Zatanna takes up residence at an old friend's home, and is a little worried to find her mysteriously gone...

Roll Call: Martian Manhunter, Elongated Man, Zatanna, Vixen, Steel, Vibe, Gypsy

Notable Moments: Things take an extraordinary dark turn with this issue--the JLA, homeless? Having to get jobs? Now that they don't have the ability to live and train together, the whole reason Aquaman formed the new League in the first place is gone.

There's a real melancholy to the stories from this period, the kind of feeling you get when you're working for an employer who keeps laying people off until there's only a small group of you working in a space that used to be bustling with life. You wonder, should I jump ship before its too late? You have to think people like Ralph and Zee looked at each other, wondering where the heck the JLA they called home for so long has gone.

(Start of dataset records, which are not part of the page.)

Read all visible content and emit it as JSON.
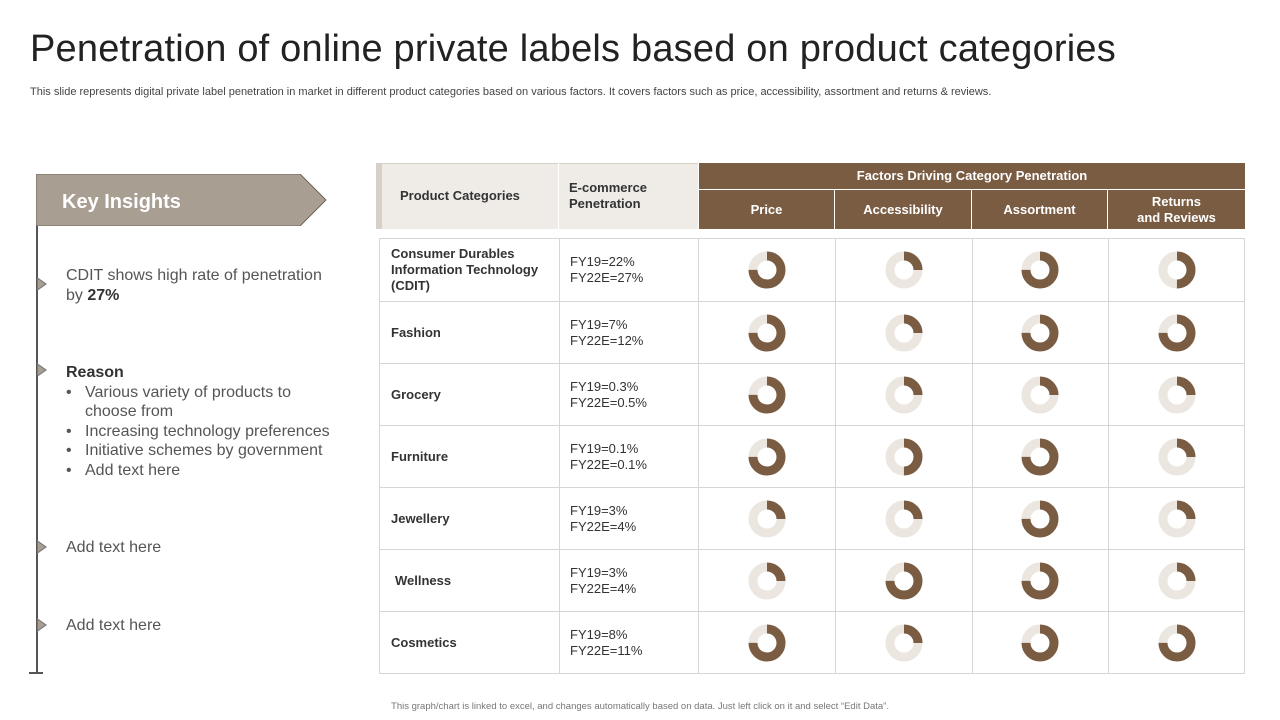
{
  "title": "Penetration of online private labels based on product categories",
  "subtitle": "This slide represents digital private label penetration in market in different product categories based on various factors. It covers factors such as price, accessibility, assortment and returns & reviews.",
  "footer": "This graph/chart is linked to excel, and changes automatically based on data. Just left click on it and select “Edit Data”.",
  "colors": {
    "accent": "#7a5c43",
    "light": "#ebe6e0",
    "key_box": "#a99e92"
  },
  "left_panel": {
    "heading": "Key Insights",
    "insight1_text": "CDIT shows high rate of penetration by ",
    "insight1_value": "27%",
    "reason_title": "Reason",
    "reasons": [
      "Various variety of products to choose from",
      "Increasing technology preferences",
      "Initiative schemes by government",
      "Add text here"
    ],
    "insight3": "Add text here",
    "insight4": "Add text here"
  },
  "table": {
    "col_category": "Product Categories",
    "col_penetration_1": "E-commerce",
    "col_penetration_2": "Penetration",
    "factors_header": "Factors Driving Category Penetration",
    "factor_cols": [
      "Price",
      "Accessibility",
      "Assortment",
      "Returns\nand Reviews"
    ],
    "rows": [
      {
        "category": "Consumer Durables Information Technology (CDIT)",
        "fy19": "FY19=22%",
        "fy22": "FY22E=27%",
        "factors": [
          0.75,
          0.25,
          0.75,
          0.5
        ]
      },
      {
        "category": "Fashion",
        "fy19": "FY19=7%",
        "fy22": "FY22E=12%",
        "factors": [
          0.75,
          0.25,
          0.75,
          0.75
        ]
      },
      {
        "category": "Grocery",
        "fy19": "FY19=0.3%",
        "fy22": "FY22E=0.5%",
        "factors": [
          0.75,
          0.25,
          0.25,
          0.25
        ]
      },
      {
        "category": "Furniture",
        "fy19": "FY19=0.1%",
        "fy22": "FY22E=0.1%",
        "factors": [
          0.75,
          0.5,
          0.75,
          0.25
        ]
      },
      {
        "category": "Jewellery",
        "fy19": "FY19=3%",
        "fy22": "FY22E=4%",
        "factors": [
          0.25,
          0.25,
          0.75,
          0.25
        ]
      },
      {
        "category": "Wellness",
        "fy19": "FY19=3%",
        "fy22": "FY22E=4%",
        "factors": [
          0.25,
          0.75,
          0.75,
          0.25
        ]
      },
      {
        "category": "Cosmetics",
        "fy19": "FY19=8%",
        "fy22": "FY22E=11%",
        "factors": [
          0.75,
          0.25,
          0.75,
          0.75
        ]
      }
    ]
  }
}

Part of the feeling derives from Luke McDonnell's work--its very well done, but most of the scenes takes place at night, drenched in shadow, and it gives a sort of gloomy feeling to the proceedings.

3 comments:

Anonymous said...

JLA was never the same for me after this issue. The next few months are just...crap...compared to the previous year.
I don't know exactly what the circumstances were for such a quick departure by Alan Gold...so I guess they actually did can his @$$ for screwing up the JLA. Which is a bit unfair, since the really bad issues came after all the 'Detroit' revamping had been undone.He doesn't seem to have done anything since then, and is apparently not online, so I guess we won't know his side of the story any time soon.

Earth 2 Chris said...

Once again, I blocked out an issue I owned, since I have this issue (or had it). I probably bought it thinking the REAL JLA HAD to come back soon, since the current lineup was getting the boot. Boy was I wrong.

Rather than take the fan reaction and turn things around, it seems like the PTB just wanted to wallow in their own "suckness". I know Conway said he wanted to bring back the old JLA but was told he couldn't. I have never understood marketing that says" Give them what they hate and hope they buy it anyway."

I agree McDonnell's art turned the rather depressing events even darker with his moody artwork. He was much better suited to Suicide Squad, which he started after this run FINALLY ended.

Chris

Glmmrtwn said...

Ironically, this was the first issue I received on my JLA subscription, so I was stuck with such a depressing comic for the next 12 months! And I totally agree with the comments about Luke McDonnell's work making things more depressing. I've enjoyed his work on other things & never really felt Bill Wray was the right inker for him.